More than 160 years ago, J. Sterling Morton moved his family from Detroit to what was then known as the Nebraska Territory. As a newspaper editor, Morton began to stress the importance of trees in terms of providing food, building materials, windbreaks, shade and beauty to the landscape.
Eventually, Morton’s advocacy led to an annual tree-planting initiative known as Arbor Day, an observance that has since spread across the nation. Employees at the Marathon Petroleum Corporation (MPC) Marine Repair Facility (MRF) in Catlettsburg, Ky., continued that tradition, planting about 150 trees on their grounds.
“Over the past year, we’ve been working toward establishing a wildlife habitat at the north end of the property and had created a walking trail that encompasses a half-mile loop on a hilltop above the Ohio River,” notes MPC employee Carla Mings, who along with HES&S Manager Amie Greiner, coordinated the tree-planting and related initiatives.
Originally, the event was slated as part of a global environmental celebration, Earth Day, which happened to fall two days earlier. Unfortunately, the weather put a damper on their plans, which included a cookout to collect donations. “It was 40 degrees and raining, affecting the turnout,” explains Mings. “Plus, the tree seedlings hadn’t yet arrived.”

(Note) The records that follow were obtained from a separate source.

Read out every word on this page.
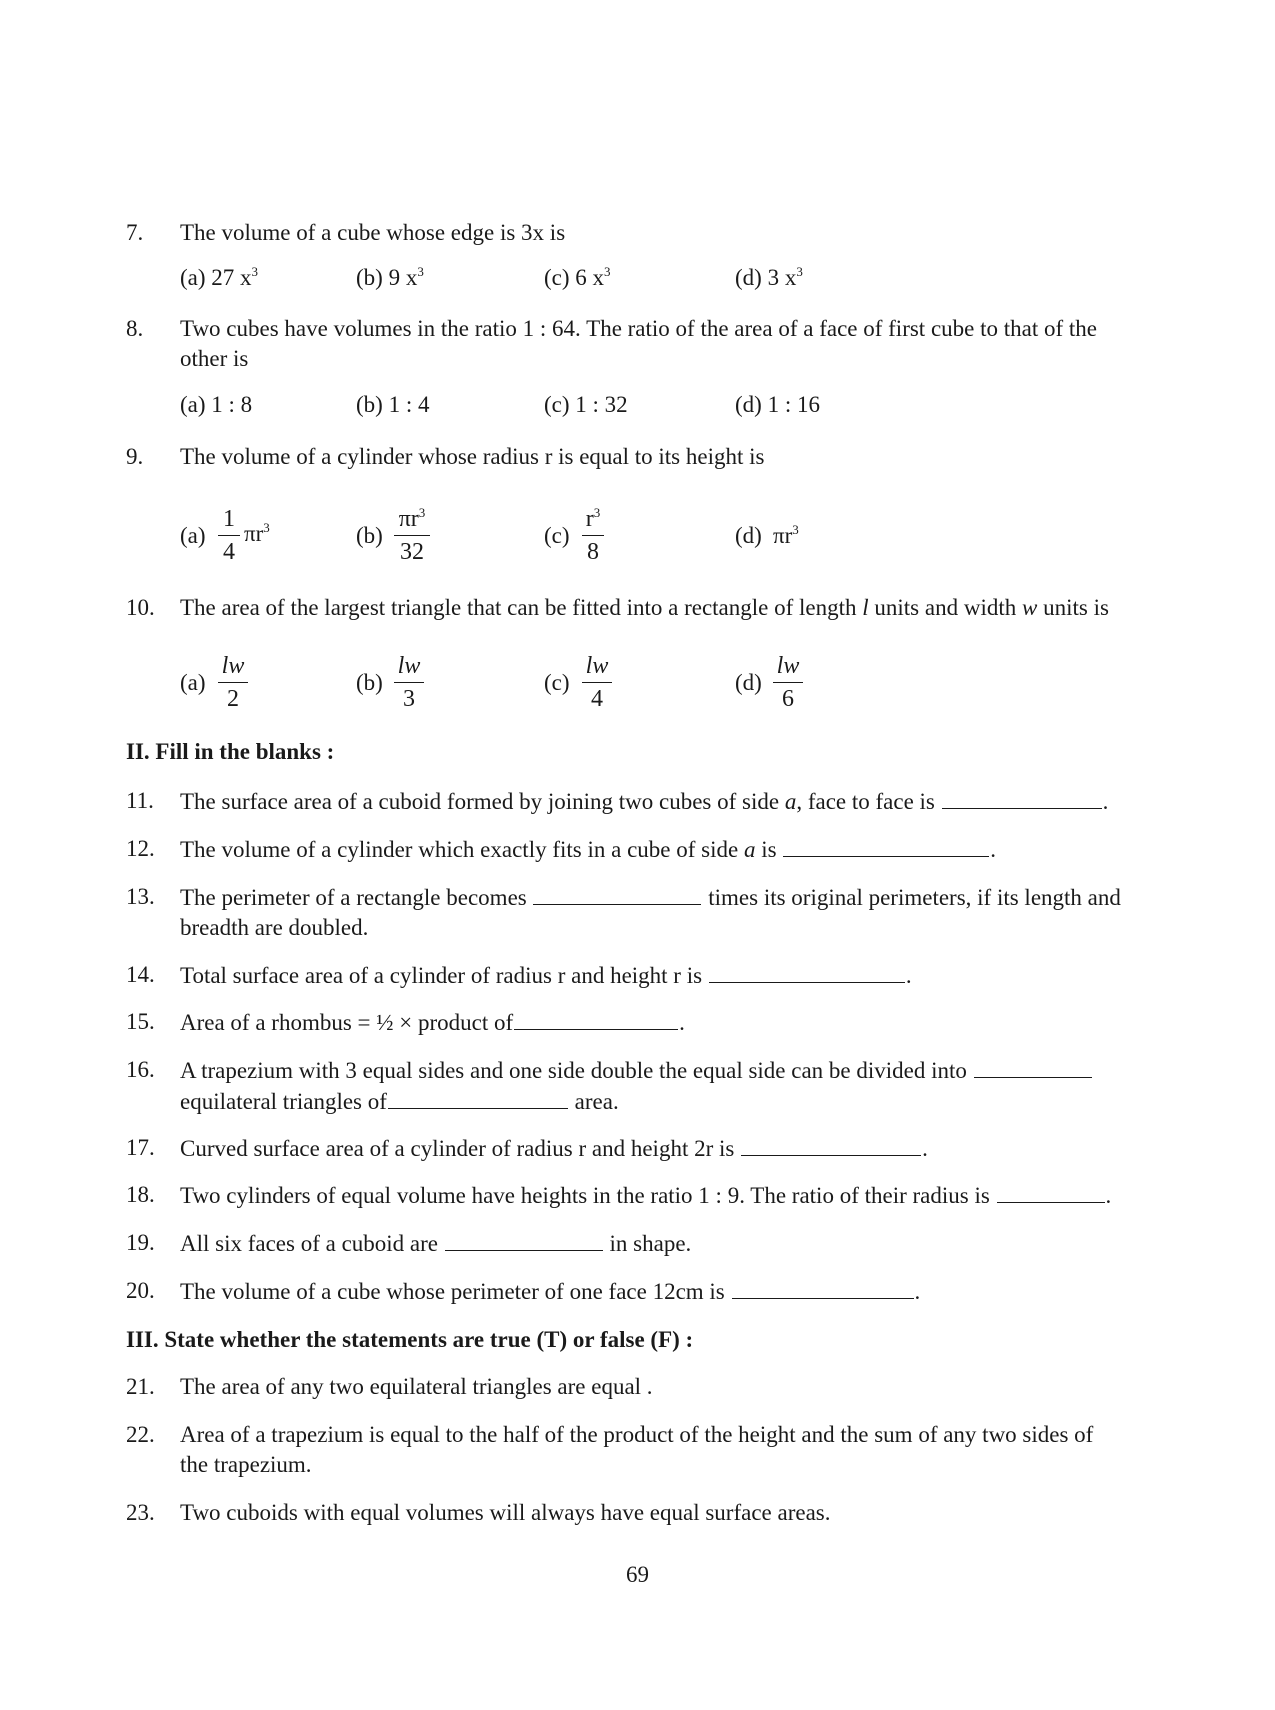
7. The volume of a cube whose edge is 3x is
(a) 27 $x^3$	(b) 9 $x^3$	(c) 6 $x^3$	(d) 3 $x^3$
8. Two cubes have volumes in the ratio 1 : 64. The ratio of the area of a face of first cube to that of the other is
(a) 1 : 8	(b) 1 : 4	(c) 1 : 32	(d) 1 : 16
9. The volume of a cylinder whose radius r is equal to its height is
(a)
1
4
$\pi r^3$	(b)
$\pi r^3$
32
(c)
$r^3$
8
(d) $\pi r^3$
10. The area of the largest triangle that can be fitted into a rectangle of length l units and width w units is
(a)
lw
2
(b)
lw
3
(c)
lw
4
(d)
lw
6
II. Fill in the blanks :
11. The surface area of a cuboid formed by joining two cubes of side a, face to face is	.
12. The volume of a cylinder which exactly fits in a cube of side a is	.
13. The perimeter of a rectangle becomes	times its original perimeters, if its length and breadth are doubled.
14. Total surface area of a cylinder of radius r and height r is	.
15. Area of a rhombus = ½ × product of	.
16. A trapezium with 3 equal sides and one side double the equal side can be divided into  equilateral triangles of	area.
17. Curved surface area of a cylinder of radius r and height 2r is	.
18. Two cylinders of equal volume have heights in the ratio 1 : 9. The ratio of their radius is	.
19. All six faces of a cuboid are	in shape.
20. The volume of a cube whose perimeter of one face 12cm is	.
III. State whether the statements are true (T) or false (F) :
21. The area of any two equilateral triangles are equal .
22. Area of a trapezium is equal to the half of the product of the height and the sum of any two sides of the trapezium.
23. Two cuboids with equal volumes will always have equal surface areas.
69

Yet that didn’t stop the quick-thinking planners. The seedlings arrived from the Kentucky Department of Forestry, and there was plenty of food left from Earth Day. They could commemorate Arbor Day the next day in the way it was meant to be observed – by planting trees. After all, they had some achievements to celebrate, including the establishment of a walking trail, hitting the 45-ton milestone in their office-waste recycling initiative, and the formal kickoff of their Wildlife Habitat Program.
Arbor Day dawned beautifully. After lunch, employee volunteers took to the walking trail, planting seedlings of trees indigenous to the area – Black Walnut, Mockernut Hickory, Northern Red Oak, White Oak and White Pine.
Funds raised from the cookouts will go toward further enhancement of the walking trail. “We plan to add some picnic tables and cooler stands so employees can better enjoy the trail at lunch,” says Mings. “It is important to set aside undeveloped land for nature’s use and to allow our employees to step back, relax and enjoy it, too.”